The quadratic formula is a crucial tool in algebra for solving equations of the form \( ax^2 + bx + c = 0 \). In the given stopping distance problem, once the quadratic inequality is arranged as \( v^2 + 20v - 4800 \leq 0 \), we utilized the quadratic formula to find the roots of the equation:

• \(v = \frac{-b \pm \sqrt{b^2 - 4ac}}{2a}\)
• Where \(a = 1\), \(b = 20\), and \(c = -4800\).

These roots help determine the speed range where the stopping distance condition is met. It simplifies solving inequalities by providing numerical boundaries that can be used to analyze the behavior of the quadratic.

Determining the speed range in this context means finding all possible values of \(v\) that satisfy the quadratic inequality \(v^2 + 20v - 4800 \leq 0\). Using the quadratic formula gives us two roots, \(v = 60\) and \(v = -80\). Since speed must be a non-negative value in realistic terms, we only consider the range between \(0\) and \(60\):

• \(0\) is the lowest possible speed (when the car is stationary).
• \(60\) is derived from the higher valid root of the quadratic equation.

Thus, Kerry can drive between 0 and 60 miles per hour while keeping her stopping distance within 240 feet.

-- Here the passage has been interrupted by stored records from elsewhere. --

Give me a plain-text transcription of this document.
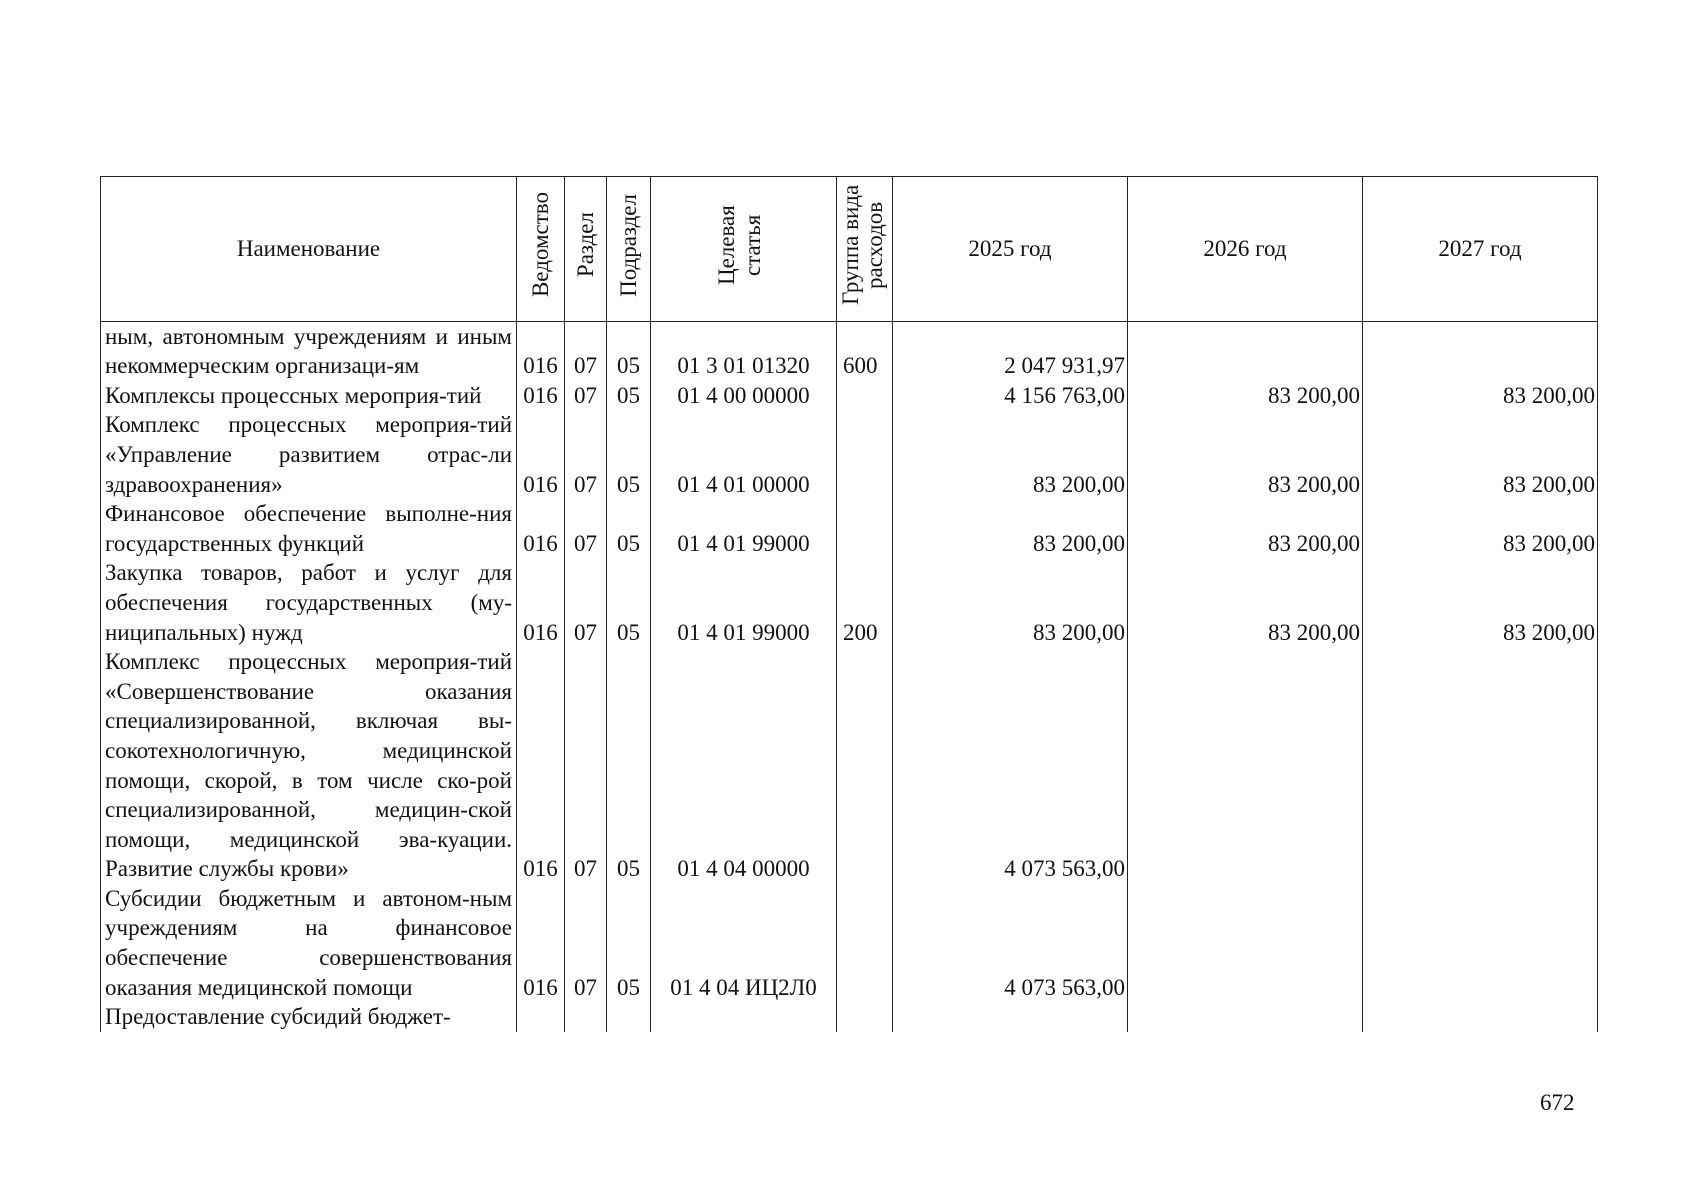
Наименование	Ведомство	Раздел	Подраздел	Целевая статья	Группа вида расходов	2025 год	2026 год	2027 год
ным, автономным учреждениям и иным некоммерческим организаци-ям	016	07	05	01 3 01 01320	600	2 047 931,97		
Комплексы процессных мероприя-тий	016	07	05	01 4 00 00000		4 156 763,00	83 200,00	83 200,00
Комплекс процессных мероприя-тий «Управление развитием отрас-ли здравоохранения»	016	07	05	01 4 01 00000		83 200,00	83 200,00	83 200,00
Финансовое обеспечение выполне-ния государственных функций	016	07	05	01 4 01 99000		83 200,00	83 200,00	83 200,00
Закупка товаров, работ и услуг для обеспечения государственных (му-ниципальных) нужд	016	07	05	01 4 01 99000	200	83 200,00	83 200,00	83 200,00
Комплекс процессных мероприя-тий «Совершенствование оказания специализированной, включая вы-сокотехнологичную, медицинской помощи, скорой, в том числе ско-рой специализированной, медицин-ской помощи, медицинской эва-куации. Развитие службы крови»	016	07	05	01 4 04 00000		4 073 563,00		
Субсидии бюджетным и автоном-ным учреждениям на финансовое обеспечение совершенствования оказания медицинской помощи	016	07	05	01 4 04 ИЦ2Л0		4 073 563,00		
Предоставление субсидий бюджет-								
672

The discriminant in a quadratic equation \(ax^2 + bx + c = 0\) is given by \(b^2 - 4ac\). It helps to reveal the nature of the roots of the equation. In our stopping distance problem, the discriminant is calculated as:

• \(20^2 - 4 \times 1 \times (-4800) = 19600\).

Because the discriminant is a perfect square (19600 is \(140^2\)), we know that our quadratic equation has two distinct real roots. These roots were essential to finding the valid speed range, proving the equation solvable and visually understanding how speed affects stopping distances. Having a discriminant that's a perfect square also made the process of solving cleaner and more straightforward.